Lorsque je passais, conformément à l'usage des inspecteurs, une journée entière avec Alex dans son agence ou encore en prospection client, je rencontrais souvent ses clients auxquels il me présentait. Les journées d'inspection avaient aussi pour objet la vérification de la comptabilité de l'agent vis-à-vis de la compagnie et quelques tâches administratives. Avec Alex, ces formalités ne prenaient que très peu de temps. Alex tenait ses comptes avec rigueur et envoyait ses fonds régulièrement à la compagnie. C'était de loin mon meilleur agent. Je l'aidais presque exclusivement à la prospection client, usant de mes dérogations tarifaires propres pour lui permettre d'emporter une affaire.
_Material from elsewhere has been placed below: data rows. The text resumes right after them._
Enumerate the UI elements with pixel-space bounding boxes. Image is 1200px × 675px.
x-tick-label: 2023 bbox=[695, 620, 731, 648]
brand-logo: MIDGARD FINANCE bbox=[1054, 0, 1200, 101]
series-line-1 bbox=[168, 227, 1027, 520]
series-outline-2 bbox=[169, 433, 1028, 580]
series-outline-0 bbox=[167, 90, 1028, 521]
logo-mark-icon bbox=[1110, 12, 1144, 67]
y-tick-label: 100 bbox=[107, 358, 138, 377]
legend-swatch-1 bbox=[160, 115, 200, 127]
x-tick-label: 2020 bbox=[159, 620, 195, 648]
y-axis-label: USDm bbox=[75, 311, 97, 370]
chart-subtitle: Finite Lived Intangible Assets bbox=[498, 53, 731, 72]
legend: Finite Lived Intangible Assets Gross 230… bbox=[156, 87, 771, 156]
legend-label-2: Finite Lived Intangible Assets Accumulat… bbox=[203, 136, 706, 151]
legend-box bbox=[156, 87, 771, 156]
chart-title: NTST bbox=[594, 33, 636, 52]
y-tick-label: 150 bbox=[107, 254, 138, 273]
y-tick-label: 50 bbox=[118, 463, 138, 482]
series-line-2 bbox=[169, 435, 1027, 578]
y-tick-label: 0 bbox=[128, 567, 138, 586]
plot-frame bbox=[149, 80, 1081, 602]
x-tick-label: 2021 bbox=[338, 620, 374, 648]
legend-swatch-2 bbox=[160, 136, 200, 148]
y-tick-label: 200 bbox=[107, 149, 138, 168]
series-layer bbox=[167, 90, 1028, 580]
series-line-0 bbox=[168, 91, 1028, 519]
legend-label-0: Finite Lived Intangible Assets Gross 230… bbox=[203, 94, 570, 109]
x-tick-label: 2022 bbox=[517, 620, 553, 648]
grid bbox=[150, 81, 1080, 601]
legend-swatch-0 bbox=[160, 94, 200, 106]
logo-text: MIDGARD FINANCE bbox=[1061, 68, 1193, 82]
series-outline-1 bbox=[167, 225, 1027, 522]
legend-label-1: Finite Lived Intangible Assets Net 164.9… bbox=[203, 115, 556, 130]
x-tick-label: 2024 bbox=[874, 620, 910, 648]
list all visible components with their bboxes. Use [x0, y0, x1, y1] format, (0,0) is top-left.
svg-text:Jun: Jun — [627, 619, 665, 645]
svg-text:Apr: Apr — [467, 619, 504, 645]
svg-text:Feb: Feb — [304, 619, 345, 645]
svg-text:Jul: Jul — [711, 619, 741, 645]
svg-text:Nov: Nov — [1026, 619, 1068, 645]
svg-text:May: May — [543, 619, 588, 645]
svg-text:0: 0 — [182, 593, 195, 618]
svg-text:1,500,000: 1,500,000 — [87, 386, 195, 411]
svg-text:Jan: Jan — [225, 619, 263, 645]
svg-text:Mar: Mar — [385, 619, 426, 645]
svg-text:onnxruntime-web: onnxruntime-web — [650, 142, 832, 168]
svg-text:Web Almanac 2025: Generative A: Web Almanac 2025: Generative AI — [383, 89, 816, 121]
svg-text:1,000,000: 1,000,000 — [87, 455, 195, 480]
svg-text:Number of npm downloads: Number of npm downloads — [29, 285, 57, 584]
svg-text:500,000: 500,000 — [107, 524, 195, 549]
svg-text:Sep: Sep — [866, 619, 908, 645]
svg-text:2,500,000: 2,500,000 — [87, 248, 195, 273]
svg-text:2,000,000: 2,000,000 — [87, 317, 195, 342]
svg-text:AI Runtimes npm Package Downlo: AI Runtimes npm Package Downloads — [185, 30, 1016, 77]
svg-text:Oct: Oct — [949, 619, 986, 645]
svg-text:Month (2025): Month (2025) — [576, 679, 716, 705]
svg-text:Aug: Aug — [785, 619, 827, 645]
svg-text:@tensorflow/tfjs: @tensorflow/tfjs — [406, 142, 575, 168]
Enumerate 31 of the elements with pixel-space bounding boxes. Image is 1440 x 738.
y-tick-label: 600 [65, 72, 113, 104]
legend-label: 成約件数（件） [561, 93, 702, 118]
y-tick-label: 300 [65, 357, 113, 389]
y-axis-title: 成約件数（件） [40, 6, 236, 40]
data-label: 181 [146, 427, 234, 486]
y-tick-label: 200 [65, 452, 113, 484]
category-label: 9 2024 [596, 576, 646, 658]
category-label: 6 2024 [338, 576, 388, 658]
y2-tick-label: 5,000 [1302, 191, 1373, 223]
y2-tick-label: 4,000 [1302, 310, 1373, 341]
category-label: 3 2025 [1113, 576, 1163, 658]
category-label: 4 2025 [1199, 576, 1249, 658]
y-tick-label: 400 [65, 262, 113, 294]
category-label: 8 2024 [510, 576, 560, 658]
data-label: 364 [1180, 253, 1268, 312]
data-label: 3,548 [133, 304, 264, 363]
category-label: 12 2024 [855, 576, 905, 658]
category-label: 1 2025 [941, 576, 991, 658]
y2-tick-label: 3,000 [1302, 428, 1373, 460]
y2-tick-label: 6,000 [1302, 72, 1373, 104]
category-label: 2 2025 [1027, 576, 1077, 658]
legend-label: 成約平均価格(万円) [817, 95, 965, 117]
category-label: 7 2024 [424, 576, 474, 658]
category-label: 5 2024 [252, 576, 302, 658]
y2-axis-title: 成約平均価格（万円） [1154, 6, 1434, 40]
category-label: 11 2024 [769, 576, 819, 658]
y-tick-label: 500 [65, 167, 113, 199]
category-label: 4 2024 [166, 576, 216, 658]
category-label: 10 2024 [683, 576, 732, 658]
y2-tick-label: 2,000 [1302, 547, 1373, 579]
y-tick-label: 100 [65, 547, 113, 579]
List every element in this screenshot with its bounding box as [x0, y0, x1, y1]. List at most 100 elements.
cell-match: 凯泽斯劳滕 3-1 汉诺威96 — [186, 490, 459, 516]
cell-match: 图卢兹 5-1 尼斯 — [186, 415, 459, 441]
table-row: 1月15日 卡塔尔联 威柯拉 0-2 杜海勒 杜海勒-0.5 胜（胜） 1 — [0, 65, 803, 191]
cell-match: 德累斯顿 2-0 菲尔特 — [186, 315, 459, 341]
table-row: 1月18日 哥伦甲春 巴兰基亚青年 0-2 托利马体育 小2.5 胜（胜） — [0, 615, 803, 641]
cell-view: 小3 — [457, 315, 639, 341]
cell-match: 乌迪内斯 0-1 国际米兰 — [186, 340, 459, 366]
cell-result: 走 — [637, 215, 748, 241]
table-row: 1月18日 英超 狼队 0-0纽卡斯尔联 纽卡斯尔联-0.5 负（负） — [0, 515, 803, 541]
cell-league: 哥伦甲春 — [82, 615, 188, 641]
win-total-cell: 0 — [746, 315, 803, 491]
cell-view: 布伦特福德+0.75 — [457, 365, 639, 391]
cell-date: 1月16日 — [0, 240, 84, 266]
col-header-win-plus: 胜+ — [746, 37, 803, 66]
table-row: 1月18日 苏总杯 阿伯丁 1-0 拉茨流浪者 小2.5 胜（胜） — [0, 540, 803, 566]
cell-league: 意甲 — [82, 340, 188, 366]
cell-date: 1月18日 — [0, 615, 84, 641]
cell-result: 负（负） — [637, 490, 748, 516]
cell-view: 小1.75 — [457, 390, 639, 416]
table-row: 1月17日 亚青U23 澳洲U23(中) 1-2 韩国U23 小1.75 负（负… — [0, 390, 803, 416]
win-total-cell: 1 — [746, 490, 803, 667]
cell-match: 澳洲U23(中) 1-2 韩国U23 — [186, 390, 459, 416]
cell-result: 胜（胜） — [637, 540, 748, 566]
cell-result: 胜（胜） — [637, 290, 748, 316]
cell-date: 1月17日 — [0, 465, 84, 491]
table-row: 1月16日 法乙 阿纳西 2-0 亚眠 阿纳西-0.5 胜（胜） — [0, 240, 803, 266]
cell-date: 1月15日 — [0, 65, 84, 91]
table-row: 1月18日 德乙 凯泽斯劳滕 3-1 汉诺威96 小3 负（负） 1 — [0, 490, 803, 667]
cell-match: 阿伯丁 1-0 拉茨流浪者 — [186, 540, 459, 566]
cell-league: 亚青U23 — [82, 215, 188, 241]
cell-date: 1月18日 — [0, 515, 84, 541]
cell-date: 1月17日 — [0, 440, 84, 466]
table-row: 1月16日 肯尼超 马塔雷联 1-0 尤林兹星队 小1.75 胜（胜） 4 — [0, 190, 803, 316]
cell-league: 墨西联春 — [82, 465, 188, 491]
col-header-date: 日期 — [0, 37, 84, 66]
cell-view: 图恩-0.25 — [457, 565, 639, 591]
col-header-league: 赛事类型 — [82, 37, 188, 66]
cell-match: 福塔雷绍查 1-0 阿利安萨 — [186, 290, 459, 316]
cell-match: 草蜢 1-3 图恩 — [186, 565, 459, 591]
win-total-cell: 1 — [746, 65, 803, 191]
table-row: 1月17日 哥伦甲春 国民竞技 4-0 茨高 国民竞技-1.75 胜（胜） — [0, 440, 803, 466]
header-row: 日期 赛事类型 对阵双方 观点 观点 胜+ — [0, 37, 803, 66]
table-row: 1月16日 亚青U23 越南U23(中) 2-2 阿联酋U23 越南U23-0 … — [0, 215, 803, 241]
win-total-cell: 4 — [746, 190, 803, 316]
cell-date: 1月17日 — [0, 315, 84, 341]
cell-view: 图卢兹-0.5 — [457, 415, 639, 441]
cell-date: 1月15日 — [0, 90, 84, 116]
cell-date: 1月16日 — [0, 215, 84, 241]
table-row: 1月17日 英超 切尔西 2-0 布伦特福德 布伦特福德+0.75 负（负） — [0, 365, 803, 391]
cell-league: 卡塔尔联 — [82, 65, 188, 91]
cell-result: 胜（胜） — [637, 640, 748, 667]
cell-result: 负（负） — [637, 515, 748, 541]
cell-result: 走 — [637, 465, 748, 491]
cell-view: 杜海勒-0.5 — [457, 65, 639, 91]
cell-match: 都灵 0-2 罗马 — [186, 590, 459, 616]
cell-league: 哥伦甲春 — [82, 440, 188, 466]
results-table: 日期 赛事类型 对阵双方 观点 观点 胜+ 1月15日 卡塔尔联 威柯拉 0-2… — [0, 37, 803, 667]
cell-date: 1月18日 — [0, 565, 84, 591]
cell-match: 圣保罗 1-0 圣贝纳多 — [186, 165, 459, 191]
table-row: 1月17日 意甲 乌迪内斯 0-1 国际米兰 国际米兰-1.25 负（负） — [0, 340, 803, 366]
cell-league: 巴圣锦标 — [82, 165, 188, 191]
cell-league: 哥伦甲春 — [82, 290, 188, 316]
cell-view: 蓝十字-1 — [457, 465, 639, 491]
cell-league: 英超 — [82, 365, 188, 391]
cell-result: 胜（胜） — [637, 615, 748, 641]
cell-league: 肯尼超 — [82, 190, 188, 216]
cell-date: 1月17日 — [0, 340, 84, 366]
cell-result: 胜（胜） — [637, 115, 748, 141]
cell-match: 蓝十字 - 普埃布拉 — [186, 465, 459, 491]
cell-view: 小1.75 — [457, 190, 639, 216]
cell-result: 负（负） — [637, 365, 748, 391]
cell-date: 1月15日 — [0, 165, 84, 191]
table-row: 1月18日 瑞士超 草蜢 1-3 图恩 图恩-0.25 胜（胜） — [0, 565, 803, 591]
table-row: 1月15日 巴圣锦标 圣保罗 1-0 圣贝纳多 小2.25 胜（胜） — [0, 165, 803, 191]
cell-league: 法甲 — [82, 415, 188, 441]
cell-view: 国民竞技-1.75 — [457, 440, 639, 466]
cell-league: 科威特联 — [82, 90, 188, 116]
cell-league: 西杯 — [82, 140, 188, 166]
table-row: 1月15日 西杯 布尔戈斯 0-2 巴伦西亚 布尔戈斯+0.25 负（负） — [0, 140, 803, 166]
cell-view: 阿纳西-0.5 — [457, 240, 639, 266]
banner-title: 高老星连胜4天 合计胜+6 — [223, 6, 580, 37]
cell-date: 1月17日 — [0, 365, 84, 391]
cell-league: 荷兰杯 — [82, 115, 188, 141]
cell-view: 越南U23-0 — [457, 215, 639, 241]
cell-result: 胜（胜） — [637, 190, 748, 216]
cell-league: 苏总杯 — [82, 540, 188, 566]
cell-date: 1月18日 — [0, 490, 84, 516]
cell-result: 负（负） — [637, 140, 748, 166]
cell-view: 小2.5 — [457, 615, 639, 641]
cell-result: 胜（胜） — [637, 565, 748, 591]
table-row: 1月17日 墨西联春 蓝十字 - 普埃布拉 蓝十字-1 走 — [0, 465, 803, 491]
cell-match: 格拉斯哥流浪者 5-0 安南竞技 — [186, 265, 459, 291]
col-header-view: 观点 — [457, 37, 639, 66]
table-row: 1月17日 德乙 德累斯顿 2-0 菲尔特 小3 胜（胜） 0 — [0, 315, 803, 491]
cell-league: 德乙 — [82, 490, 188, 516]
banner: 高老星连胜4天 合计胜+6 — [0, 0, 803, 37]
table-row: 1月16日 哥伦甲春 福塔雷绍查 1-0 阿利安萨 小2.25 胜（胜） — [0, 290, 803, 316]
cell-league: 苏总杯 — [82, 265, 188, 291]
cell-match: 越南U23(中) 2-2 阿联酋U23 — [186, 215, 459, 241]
C'est ainsi que j'ai fait la connaissance de José. Visiblement, ce charmant et séduisant garçon qui m'avait regardé de la tête aux pieds sans aucune pudeur en s'arrêtant longtemps sur la braguette de mon pantalon était gay et il n'avait rien à faire à l'agence ce jour-là. Il avait trouvé un prétexte pour y venir en interrogeant Alex sur une prestation relative à son contrat santé. La secrétaire d'Alex était en semaine de cours. Le beau portugais avait sans doute projeté de le rencontrer seul. Je me suis aperçu que mon agent préféré était sensible aux charmes de son client. J'ai compris que j'étais de trop ! Ça m'a fait mal ! Ce jour-là, j'ai admis que j'étais vraiment amoureux d'Alex et que je ne me trompais pas, il était bien gay.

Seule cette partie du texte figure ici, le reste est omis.